Figura 1: Áreas cerebrais responsáveis pela linguagem (em amarelo e vermelho escuro). B – área de Broca/ W – área de Wernicke / EC – Centro da escrita de Exner. – Exame neurológico, 7ed.

 

 

A função da linguagem é avaliada tipicamente em seis componentes: fluência, compreensão, nomeação, repetição, escrita e leitura. O médico neurologista geralmente utiliza-se de testes específicos para avaliação de cada componente. Dessa forma, é possível classificar a afasia. O modelo de Wernicke-Geschwind (classificação de Boston) reconhece 8 tipos de afasia baseadas nesses seis componentes, conforme exemplos abaixo:

-Afasia de Broca (“não fluente”): é provocada por lesão na área de Broca (vide figura 1 – B). Pessoas com esse tipo de afasia podem compreender o que é dito ou escrito, mas possuem problemas para escrever e falar. O paciente tem ciência do seu déficit e isso gera grande angústia.

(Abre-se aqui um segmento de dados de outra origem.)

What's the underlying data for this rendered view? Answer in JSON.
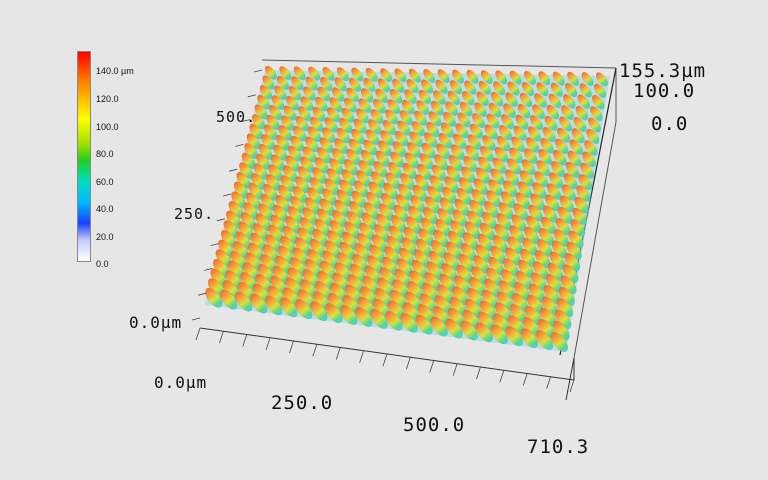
{
  "legend": {
    "ticks": [
      "140.0 µm",
      "120.0",
      "100.0",
      "80.0",
      "60.0",
      "40.0",
      "20.0",
      "0.0"
    ],
    "colors": [
      "#ff0000",
      "#ff7f00",
      "#ffd400",
      "#a0e000",
      "#22cc22",
      "#00e0c0",
      "#00b8ff",
      "#1a40ff",
      "#ffffff"
    ]
  },
  "z_axis": {
    "ticks": [
      "155.3µm",
      "100.0",
      "0.0"
    ]
  },
  "y_axis": {
    "ticks": [
      "500.",
      "250.",
      "0.0µm"
    ]
  },
  "x_axis": {
    "ticks": [
      "0.0µm",
      "250.0",
      "500.0",
      "710.3"
    ]
  },
  "surface": {
    "colors": {
      "top": "#f26a2a",
      "upper": "#f7a23c",
      "mid": "#d9e23a",
      "low": "#57d68f",
      "base": "#3dd6e8"
    }
  }
}
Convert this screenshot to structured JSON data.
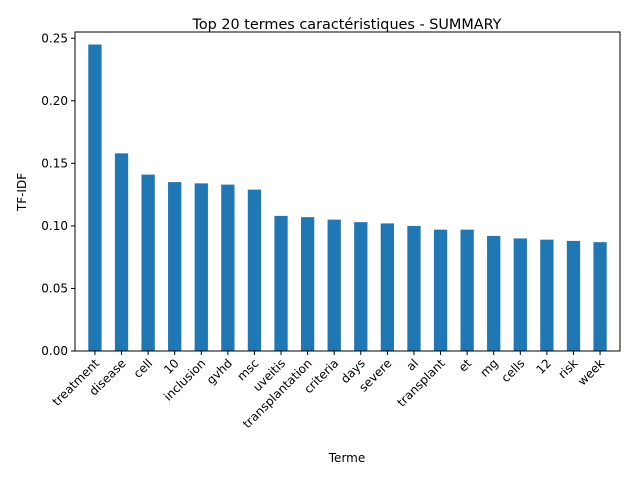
{
  "chart_data": {
    "type": "bar",
    "title": "Top 20 termes caractéristiques - SUMMARY",
    "xlabel": "Terme",
    "ylabel": "TF-IDF",
    "ylim": [
      0,
      0.255
    ],
    "yticks": [
      0.0,
      0.05,
      0.1,
      0.15,
      0.2,
      0.25
    ],
    "ytick_labels": [
      "0.00",
      "0.05",
      "0.10",
      "0.15",
      "0.20",
      "0.25"
    ],
    "grid": false,
    "legend": "none",
    "categories": [
      "treatment",
      "disease",
      "cell",
      "10",
      "inclusion",
      "gvhd",
      "msc",
      "uveitis",
      "transplantation",
      "criteria",
      "days",
      "severe",
      "al",
      "transplant",
      "et",
      "mg",
      "cells",
      "12",
      "risk",
      "week"
    ],
    "values": [
      0.245,
      0.158,
      0.141,
      0.135,
      0.134,
      0.133,
      0.129,
      0.108,
      0.107,
      0.105,
      0.103,
      0.102,
      0.1,
      0.097,
      0.097,
      0.092,
      0.09,
      0.089,
      0.088,
      0.087
    ],
    "bar_color": "#1f77b4"
  }
}
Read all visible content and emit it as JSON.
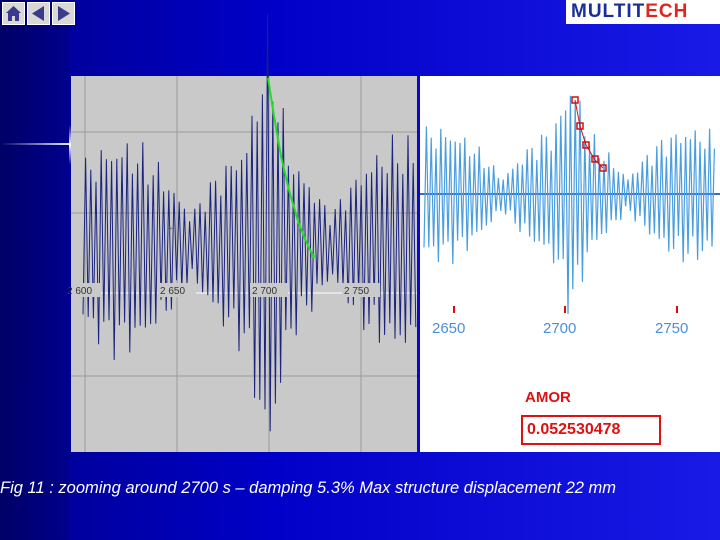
{
  "navigation": {
    "home_icon": "home-icon",
    "prev_icon": "triangle-left-icon",
    "next_icon": "triangle-right-icon"
  },
  "logo": {
    "part1": "MULTIT",
    "part2": "ECH",
    "colors": {
      "part1": "#1a2d9c",
      "part2": "#e0251b"
    }
  },
  "left_chart": {
    "x_tick_labels": [
      "2 600",
      "2 650",
      "2 700",
      "2 750"
    ],
    "signal_color": "#1a237e",
    "envelope_color": "#22dd22",
    "background": "#c9c9c9"
  },
  "right_chart": {
    "x_tick_labels": [
      "2650",
      "2700",
      "2750"
    ],
    "signal_color": "#4a9ee0",
    "marker_color": "#d01010",
    "tick_label_color": "#4a90d9"
  },
  "amor": {
    "label": "AMOR",
    "value": "0.052530478",
    "color": "#e01010"
  },
  "caption": "Fig 11 : zooming around 2700 s – damping 5.3% Max structure displacement 22 mm"
}
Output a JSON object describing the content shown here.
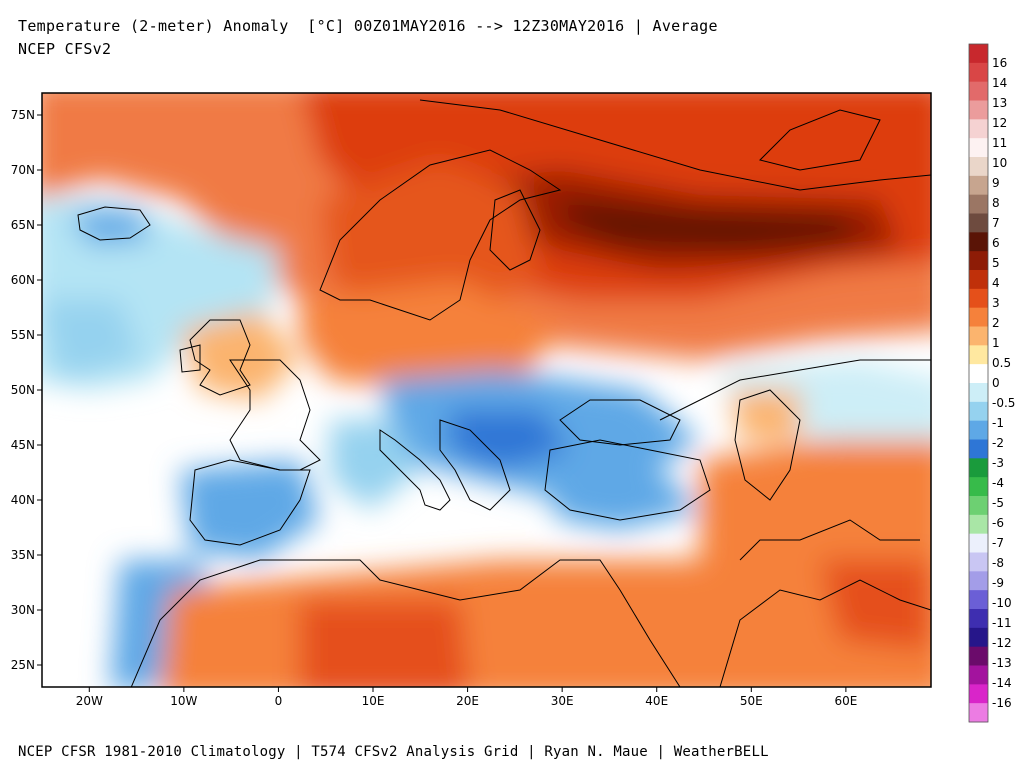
{
  "header": {
    "title": "Temperature (2-meter) Anomaly  [°C] 00Z01MAY2016 --> 12Z30MAY2016 | Average",
    "subtitle": "NCEP CFSv2"
  },
  "footer": {
    "credits": "NCEP CFSR 1981-2010 Climatology | T574 CFSv2 Analysis Grid | Ryan N. Maue | WeatherBELL"
  },
  "map": {
    "region": "Europe, North Africa, Middle East",
    "lat_range": [
      23,
      77
    ],
    "lon_range": [
      -25,
      69
    ],
    "lat_ticks": [
      {
        "value": 75,
        "label": "75N"
      },
      {
        "value": 70,
        "label": "70N"
      },
      {
        "value": 65,
        "label": "65N"
      },
      {
        "value": 60,
        "label": "60N"
      },
      {
        "value": 55,
        "label": "55N"
      },
      {
        "value": 50,
        "label": "50N"
      },
      {
        "value": 45,
        "label": "45N"
      },
      {
        "value": 40,
        "label": "40N"
      },
      {
        "value": 35,
        "label": "35N"
      },
      {
        "value": 30,
        "label": "30N"
      },
      {
        "value": 25,
        "label": "25N"
      }
    ],
    "lon_ticks": [
      {
        "value": -20,
        "label": "20W"
      },
      {
        "value": -10,
        "label": "10W"
      },
      {
        "value": 0,
        "label": "0"
      },
      {
        "value": 10,
        "label": "10E"
      },
      {
        "value": 20,
        "label": "20E"
      },
      {
        "value": 30,
        "label": "30E"
      },
      {
        "value": 40,
        "label": "40E"
      },
      {
        "value": 50,
        "label": "50E"
      },
      {
        "value": 60,
        "label": "60E"
      }
    ]
  },
  "colorbar": {
    "labels": [
      "16",
      "14",
      "13",
      "12",
      "11",
      "10",
      "9",
      "8",
      "7",
      "6",
      "5",
      "4",
      "3",
      "2",
      "1",
      "0.5",
      "0",
      "-0.5",
      "-1",
      "-2",
      "-3",
      "-4",
      "-5",
      "-6",
      "-7",
      "-8",
      "-9",
      "-10",
      "-11",
      "-12",
      "-13",
      "-14",
      "-16"
    ],
    "colors": [
      "#c8282d",
      "#d94646",
      "#e26a6a",
      "#eb9c9c",
      "#f5d2d2",
      "#fdf2f2",
      "#ead6c9",
      "#c7a58f",
      "#9b7664",
      "#6e4b3f",
      "#5a1406",
      "#8e1c06",
      "#c0300a",
      "#e5501a",
      "#f5813b",
      "#fbb46e",
      "#ffe8a0",
      "#ffffff",
      "#cdeef7",
      "#95d2ef",
      "#5ea8e6",
      "#2e76d6",
      "#1a9b3c",
      "#37bb4a",
      "#6dd072",
      "#a9e6a6",
      "#ecf0fc",
      "#c9c6f3",
      "#a39de8",
      "#6b5fd6",
      "#3e2eb0",
      "#26168a",
      "#6b0b6b",
      "#a3139e",
      "#d925c9",
      "#ec7ce3"
    ],
    "boundaries": [
      16,
      14,
      13,
      12,
      11,
      10,
      9,
      8,
      7,
      6,
      5,
      4,
      3,
      2,
      1,
      0.5,
      0,
      -0.5,
      -1,
      -2,
      -3,
      -4,
      -5,
      -6,
      -7,
      -8,
      -9,
      -10,
      -11,
      -12,
      -13,
      -14,
      -16
    ]
  }
}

-Afasia de Wernicke (“fluente”): é provocada geralmente por lesão na área de Wernicke (vide figura 1 – W). Pessoas com esse tipo de afasia não conseguem entender o que é dito ou escrito, nem autoavaliar o que estão falando. Produzem um discurso que não faz sentido e palavras inventadas.

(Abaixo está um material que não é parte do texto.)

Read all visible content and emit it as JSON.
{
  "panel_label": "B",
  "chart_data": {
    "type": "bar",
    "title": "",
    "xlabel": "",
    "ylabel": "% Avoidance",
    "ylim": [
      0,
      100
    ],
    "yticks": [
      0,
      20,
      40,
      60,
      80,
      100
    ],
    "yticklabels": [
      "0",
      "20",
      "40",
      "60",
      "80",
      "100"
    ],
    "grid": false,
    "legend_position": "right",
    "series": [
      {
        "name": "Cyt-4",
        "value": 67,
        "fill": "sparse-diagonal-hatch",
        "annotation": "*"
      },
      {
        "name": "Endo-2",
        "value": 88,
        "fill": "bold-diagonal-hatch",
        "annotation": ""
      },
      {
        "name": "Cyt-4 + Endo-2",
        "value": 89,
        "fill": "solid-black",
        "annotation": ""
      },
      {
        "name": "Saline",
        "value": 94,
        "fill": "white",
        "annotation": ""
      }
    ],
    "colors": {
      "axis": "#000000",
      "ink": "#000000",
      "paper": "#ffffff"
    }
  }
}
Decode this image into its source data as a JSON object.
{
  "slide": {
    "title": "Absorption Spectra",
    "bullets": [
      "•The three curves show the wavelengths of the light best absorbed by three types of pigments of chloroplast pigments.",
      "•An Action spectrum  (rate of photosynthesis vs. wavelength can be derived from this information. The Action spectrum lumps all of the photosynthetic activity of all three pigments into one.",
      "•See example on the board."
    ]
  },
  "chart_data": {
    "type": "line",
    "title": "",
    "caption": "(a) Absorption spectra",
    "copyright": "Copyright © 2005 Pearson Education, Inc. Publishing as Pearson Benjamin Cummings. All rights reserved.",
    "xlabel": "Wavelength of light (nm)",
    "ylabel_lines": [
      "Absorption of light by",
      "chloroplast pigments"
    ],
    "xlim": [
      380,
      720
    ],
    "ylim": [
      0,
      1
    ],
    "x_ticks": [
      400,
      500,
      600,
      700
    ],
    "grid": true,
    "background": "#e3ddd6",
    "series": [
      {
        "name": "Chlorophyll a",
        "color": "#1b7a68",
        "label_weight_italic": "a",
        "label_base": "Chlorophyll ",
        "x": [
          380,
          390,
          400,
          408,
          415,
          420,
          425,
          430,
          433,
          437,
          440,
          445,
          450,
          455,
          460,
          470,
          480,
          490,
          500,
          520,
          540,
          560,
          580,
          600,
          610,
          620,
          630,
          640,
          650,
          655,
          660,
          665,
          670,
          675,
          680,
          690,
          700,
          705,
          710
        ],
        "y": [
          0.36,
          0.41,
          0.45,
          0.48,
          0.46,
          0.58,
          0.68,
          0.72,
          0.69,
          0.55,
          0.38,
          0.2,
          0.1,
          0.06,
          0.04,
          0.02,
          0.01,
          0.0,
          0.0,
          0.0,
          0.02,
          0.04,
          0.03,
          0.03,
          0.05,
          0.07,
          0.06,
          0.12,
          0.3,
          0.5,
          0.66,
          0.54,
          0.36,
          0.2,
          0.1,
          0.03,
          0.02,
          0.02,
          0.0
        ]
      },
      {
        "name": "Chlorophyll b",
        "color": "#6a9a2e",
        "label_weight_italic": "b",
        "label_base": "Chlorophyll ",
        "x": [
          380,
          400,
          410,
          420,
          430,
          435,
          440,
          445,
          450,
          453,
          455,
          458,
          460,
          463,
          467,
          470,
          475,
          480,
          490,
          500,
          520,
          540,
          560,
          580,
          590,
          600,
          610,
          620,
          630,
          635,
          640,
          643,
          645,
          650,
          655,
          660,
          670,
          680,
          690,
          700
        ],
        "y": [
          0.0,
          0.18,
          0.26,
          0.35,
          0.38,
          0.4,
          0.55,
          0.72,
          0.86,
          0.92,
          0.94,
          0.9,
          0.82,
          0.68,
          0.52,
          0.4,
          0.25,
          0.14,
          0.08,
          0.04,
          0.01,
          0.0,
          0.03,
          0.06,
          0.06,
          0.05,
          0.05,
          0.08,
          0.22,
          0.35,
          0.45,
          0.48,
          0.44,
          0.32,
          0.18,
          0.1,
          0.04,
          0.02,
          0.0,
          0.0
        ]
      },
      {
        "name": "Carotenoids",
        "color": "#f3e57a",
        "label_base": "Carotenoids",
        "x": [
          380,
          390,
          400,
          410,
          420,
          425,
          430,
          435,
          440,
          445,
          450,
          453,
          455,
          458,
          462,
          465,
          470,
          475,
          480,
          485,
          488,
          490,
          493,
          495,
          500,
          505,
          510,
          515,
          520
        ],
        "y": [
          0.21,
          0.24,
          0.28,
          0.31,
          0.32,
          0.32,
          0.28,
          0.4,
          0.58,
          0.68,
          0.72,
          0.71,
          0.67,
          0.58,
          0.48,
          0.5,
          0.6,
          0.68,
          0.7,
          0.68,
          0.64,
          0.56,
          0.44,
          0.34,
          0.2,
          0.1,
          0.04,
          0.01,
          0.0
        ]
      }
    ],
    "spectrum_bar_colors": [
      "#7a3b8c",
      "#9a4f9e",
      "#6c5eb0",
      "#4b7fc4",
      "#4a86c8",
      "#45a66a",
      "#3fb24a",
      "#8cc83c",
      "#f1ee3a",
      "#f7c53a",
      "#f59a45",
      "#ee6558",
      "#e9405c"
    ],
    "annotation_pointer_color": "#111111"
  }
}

-Afasia global: pessoas com essa afasia não conseguem falar ou entender a linguagem escrita ou falada.
A principal causa de afasia é o acidente vascular cerebral. Esta é uma emergência neurológica, necessitando de diagnóstico e tratamento precoce. Devido à elevada frequência e facilidade na percepção, este déficit está presente nas cartilhas destinadas ao público geral sobre o AVC (Figura 2). O controle de fatores de risco, como hipertensão, diabetes, tabagismo, sedentarismo e obesidade, ajudam a prevenir o AVC e afasia.

 

Figura 2: sinais precoces do AVC (Fonte: Cartilha – AVC)

 

 

Dr. Marcillio Bezerra
Neurologista e Neurofisiologista Clínico
CRMMA 11480
RQE 4368 / 4369

Referências:
1.Clark, G., Mendes, M. Aproach to the patient with aphasia. Uptodate, 2022.
2.Campbell, W. W. DeJong – O exame neurológico. 7° edição. Rio de Janeiro: Guanabara-Koogan, 2014.
3.Brasil. Ministério da Saúde. Secretaria de Atenção à Saúde. Departamento de Atenção Especializada. Manual de rotinas para atenção ao AVC / Ministério da Saúde, Secretaria de Atenção à Saúde, Departamento de Atenção Especializada – Brasília: Editora do Ministério da Saúde, 2013.

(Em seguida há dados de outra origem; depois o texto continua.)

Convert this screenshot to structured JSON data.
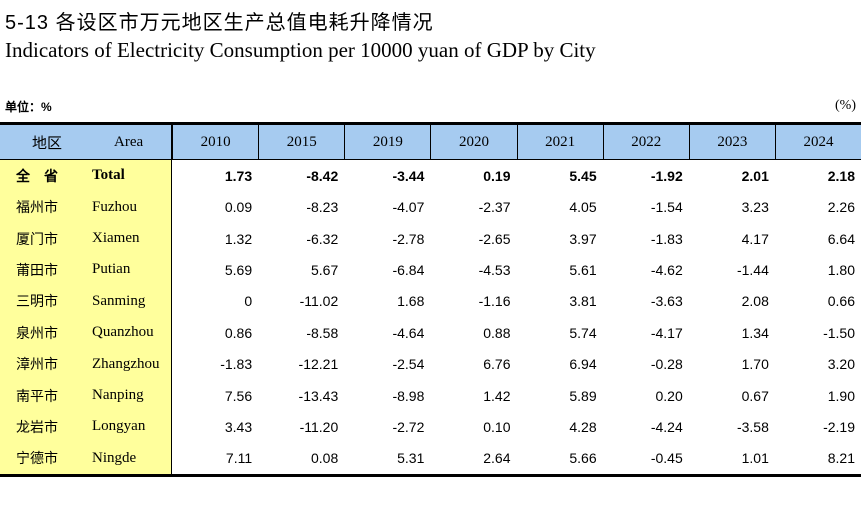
{
  "page": {
    "title": "5-13 各设区市万元地区生产总值电耗升降情况",
    "subtitle": "Indicators of Electricity Consumption per 10000 yuan of GDP by City",
    "unit_left": "单位：%",
    "unit_right": "(%)"
  },
  "colors": {
    "header_bg": "#A6CBF0",
    "area_bg": "#FFFF9C",
    "border": "#000000"
  },
  "table": {
    "header": {
      "area_cn": "地区",
      "area_en": "Area",
      "years": [
        "2010",
        "2015",
        "2019",
        "2020",
        "2021",
        "2022",
        "2023",
        "2024"
      ]
    },
    "rows": [
      {
        "cn": "全　省",
        "en": "Total",
        "bold": true,
        "values": [
          "1.73",
          "-8.42",
          "-3.44",
          "0.19",
          "5.45",
          "-1.92",
          "2.01",
          "2.18"
        ]
      },
      {
        "cn": "福州市",
        "en": "Fuzhou",
        "bold": false,
        "values": [
          "0.09",
          "-8.23",
          "-4.07",
          "-2.37",
          "4.05",
          "-1.54",
          "3.23",
          "2.26"
        ]
      },
      {
        "cn": "厦门市",
        "en": "Xiamen",
        "bold": false,
        "values": [
          "1.32",
          "-6.32",
          "-2.78",
          "-2.65",
          "3.97",
          "-1.83",
          "4.17",
          "6.64"
        ]
      },
      {
        "cn": "莆田市",
        "en": "Putian",
        "bold": false,
        "values": [
          "5.69",
          "5.67",
          "-6.84",
          "-4.53",
          "5.61",
          "-4.62",
          "-1.44",
          "1.80"
        ]
      },
      {
        "cn": "三明市",
        "en": "Sanming",
        "bold": false,
        "values": [
          "0",
          "-11.02",
          "1.68",
          "-1.16",
          "3.81",
          "-3.63",
          "2.08",
          "0.66"
        ]
      },
      {
        "cn": "泉州市",
        "en": "Quanzhou",
        "bold": false,
        "values": [
          "0.86",
          "-8.58",
          "-4.64",
          "0.88",
          "5.74",
          "-4.17",
          "1.34",
          "-1.50"
        ]
      },
      {
        "cn": "漳州市",
        "en": "Zhangzhou",
        "bold": false,
        "values": [
          "-1.83",
          "-12.21",
          "-2.54",
          "6.76",
          "6.94",
          "-0.28",
          "1.70",
          "3.20"
        ]
      },
      {
        "cn": "南平市",
        "en": "Nanping",
        "bold": false,
        "values": [
          "7.56",
          "-13.43",
          "-8.98",
          "1.42",
          "5.89",
          "0.20",
          "0.67",
          "1.90"
        ]
      },
      {
        "cn": "龙岩市",
        "en": "Longyan",
        "bold": false,
        "values": [
          "3.43",
          "-11.20",
          "-2.72",
          "0.10",
          "4.28",
          "-4.24",
          "-3.58",
          "-2.19"
        ]
      },
      {
        "cn": "宁德市",
        "en": "Ningde",
        "bold": false,
        "values": [
          "7.11",
          "0.08",
          "5.31",
          "2.64",
          "5.66",
          "-0.45",
          "1.01",
          "8.21"
        ]
      }
    ]
  }
}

Em 16 de janeiro de 2023, a família de Bruce Willis anunciou que ele havia sido diagnosticado com demência frontotemporal. Esta é uma doença neurodegenerativa caracterizada por degeneração dos lobos frontais e temporais do cérebro. Em torno de 25% dos pacientes com a doença são causados por herança genética (autossômica dominante). As principais alterações clínicas iniciais são mudanças no comportamento social e afasia. Possui a tendência de progressão mais rápida que doença de Alzheimer. A sobrevida média é entre 8-10 anos. Quando associado a doença de neurônio motor a sobrevida é de 2 anos. Não há tratamento curativo disponível atualmente. Estudos para tratamento da condição estão em andamento e incluem: anticorpo anti-tau, estabilizadores de microtúbulos, medicações direcionadas para as mutações genéticas causadoras da doença. Esta postagem em breve pode necessitar de atualização.